The data provided to SecondStreet.org showed that patients were waiting for a variety of procedures when they passed away. Some were waiting for potentially life-saving procedures (eg. heart operations) while others were waiting for procedures that could have improved their quality of life (eg. hip operations).
The data showed patients had been waiting anywhere from less than a month when they passed away to more than eight years. In many cases, patients waited longer than the medically recommended time period.
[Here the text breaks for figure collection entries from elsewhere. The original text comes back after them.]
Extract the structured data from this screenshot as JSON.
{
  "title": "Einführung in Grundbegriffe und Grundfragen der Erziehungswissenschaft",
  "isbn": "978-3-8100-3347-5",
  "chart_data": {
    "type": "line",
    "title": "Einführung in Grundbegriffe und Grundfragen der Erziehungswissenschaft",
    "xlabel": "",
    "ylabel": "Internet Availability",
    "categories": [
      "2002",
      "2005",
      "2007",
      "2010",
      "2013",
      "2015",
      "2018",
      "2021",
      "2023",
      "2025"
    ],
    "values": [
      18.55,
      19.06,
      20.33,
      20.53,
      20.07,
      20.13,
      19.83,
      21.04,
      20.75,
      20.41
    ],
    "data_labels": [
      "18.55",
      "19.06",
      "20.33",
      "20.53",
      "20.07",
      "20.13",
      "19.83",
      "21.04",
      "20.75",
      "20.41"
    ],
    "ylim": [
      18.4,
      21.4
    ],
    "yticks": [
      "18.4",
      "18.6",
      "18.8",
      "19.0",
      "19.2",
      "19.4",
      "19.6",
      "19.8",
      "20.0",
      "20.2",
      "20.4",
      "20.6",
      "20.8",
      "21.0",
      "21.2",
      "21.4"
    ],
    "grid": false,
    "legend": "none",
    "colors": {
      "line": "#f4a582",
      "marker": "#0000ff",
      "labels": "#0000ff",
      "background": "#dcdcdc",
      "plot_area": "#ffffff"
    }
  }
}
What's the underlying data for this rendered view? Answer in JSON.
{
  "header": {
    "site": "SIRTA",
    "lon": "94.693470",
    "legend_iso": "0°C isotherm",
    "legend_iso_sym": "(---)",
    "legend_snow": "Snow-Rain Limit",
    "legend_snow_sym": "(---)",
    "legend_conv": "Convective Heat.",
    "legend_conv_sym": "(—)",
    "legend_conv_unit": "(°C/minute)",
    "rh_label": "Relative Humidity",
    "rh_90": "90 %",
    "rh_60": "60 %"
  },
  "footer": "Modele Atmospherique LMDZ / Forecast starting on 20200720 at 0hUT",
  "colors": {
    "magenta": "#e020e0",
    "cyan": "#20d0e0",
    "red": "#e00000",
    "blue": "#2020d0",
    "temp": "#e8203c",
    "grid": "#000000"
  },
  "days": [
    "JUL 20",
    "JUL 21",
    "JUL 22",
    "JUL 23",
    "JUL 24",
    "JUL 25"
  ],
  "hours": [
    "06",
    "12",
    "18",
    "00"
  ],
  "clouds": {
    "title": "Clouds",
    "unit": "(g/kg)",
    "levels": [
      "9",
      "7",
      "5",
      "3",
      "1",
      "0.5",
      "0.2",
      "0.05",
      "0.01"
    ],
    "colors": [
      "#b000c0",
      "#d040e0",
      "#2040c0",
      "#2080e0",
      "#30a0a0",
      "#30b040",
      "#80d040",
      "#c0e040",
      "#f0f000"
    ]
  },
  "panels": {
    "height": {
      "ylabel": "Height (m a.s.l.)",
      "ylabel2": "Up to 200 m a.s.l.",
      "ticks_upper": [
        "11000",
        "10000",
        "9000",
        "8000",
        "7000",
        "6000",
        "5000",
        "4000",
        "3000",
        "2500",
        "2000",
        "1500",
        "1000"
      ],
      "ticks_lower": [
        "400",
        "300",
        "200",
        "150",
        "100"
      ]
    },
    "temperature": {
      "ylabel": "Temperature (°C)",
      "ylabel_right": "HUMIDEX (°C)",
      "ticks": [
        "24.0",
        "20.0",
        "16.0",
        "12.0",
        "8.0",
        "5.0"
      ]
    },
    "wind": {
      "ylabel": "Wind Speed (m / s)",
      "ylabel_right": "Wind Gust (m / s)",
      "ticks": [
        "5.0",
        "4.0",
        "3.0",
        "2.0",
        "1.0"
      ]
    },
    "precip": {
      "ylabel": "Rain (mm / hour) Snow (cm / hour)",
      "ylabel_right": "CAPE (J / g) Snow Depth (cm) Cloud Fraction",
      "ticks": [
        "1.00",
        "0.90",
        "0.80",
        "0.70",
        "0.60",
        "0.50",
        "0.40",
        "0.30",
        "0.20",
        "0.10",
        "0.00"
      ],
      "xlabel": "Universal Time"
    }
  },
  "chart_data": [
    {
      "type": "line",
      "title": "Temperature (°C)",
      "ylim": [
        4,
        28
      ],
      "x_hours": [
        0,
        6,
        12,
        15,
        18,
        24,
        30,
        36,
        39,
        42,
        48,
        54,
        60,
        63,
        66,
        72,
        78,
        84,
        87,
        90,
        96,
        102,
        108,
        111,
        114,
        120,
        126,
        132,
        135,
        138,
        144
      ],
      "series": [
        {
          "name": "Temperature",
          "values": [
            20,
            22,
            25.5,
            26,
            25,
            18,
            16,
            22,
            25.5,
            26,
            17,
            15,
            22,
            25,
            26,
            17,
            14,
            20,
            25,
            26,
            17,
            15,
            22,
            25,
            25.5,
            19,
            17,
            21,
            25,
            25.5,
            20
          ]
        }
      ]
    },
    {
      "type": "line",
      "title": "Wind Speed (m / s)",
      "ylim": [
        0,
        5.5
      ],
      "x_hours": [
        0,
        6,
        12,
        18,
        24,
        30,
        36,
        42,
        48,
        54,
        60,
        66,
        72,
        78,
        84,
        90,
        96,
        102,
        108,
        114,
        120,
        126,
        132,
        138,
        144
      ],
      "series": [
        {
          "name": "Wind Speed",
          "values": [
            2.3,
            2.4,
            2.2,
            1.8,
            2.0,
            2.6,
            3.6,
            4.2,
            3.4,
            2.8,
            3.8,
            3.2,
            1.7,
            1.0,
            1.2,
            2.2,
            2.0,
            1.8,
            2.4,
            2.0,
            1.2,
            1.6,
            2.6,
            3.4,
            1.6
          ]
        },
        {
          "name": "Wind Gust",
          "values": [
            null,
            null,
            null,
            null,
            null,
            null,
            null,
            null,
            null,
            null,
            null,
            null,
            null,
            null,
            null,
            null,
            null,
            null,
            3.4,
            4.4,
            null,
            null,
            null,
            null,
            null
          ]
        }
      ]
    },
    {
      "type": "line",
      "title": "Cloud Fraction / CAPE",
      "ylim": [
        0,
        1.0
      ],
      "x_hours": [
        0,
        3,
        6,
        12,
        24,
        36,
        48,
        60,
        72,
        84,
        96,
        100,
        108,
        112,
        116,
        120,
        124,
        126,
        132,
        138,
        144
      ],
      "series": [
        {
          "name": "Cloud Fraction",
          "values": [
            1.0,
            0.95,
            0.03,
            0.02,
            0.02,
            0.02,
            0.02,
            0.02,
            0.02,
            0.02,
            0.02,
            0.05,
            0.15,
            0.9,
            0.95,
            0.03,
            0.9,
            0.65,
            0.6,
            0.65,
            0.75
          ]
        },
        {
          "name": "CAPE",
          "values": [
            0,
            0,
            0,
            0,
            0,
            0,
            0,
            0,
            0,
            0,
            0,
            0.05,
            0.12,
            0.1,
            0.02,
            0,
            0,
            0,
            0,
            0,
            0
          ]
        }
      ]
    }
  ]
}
For instance, 65 per cent of the patients who passed away while waiting for surgery in Nova Scotia had been waiting longer than the recommended period.
Just imagine spending your final few years living in pain or being confined to your home.
As our data is from a period before COVID, one could reasonably assume these numbers have only gotten worse; after the pandemic hit Canada, governments postponed thousands of procedures as part of efforts to “prevent the spread.”
Addressing Canada’s surgical backlog is a complex topic, but two solutions we identified, include:
First, governments could vastly improve the data they track and disclose when it comes to patient suffering in the health care system. It’s quite astounding that governments make businesses file reports on minor workplace accidents that result in employees receiving so much as a bruise. Yet, at the same time most governments don’t track, and certainly don’t proactively disclose, information on patients dying or suffering while waiting for surgery.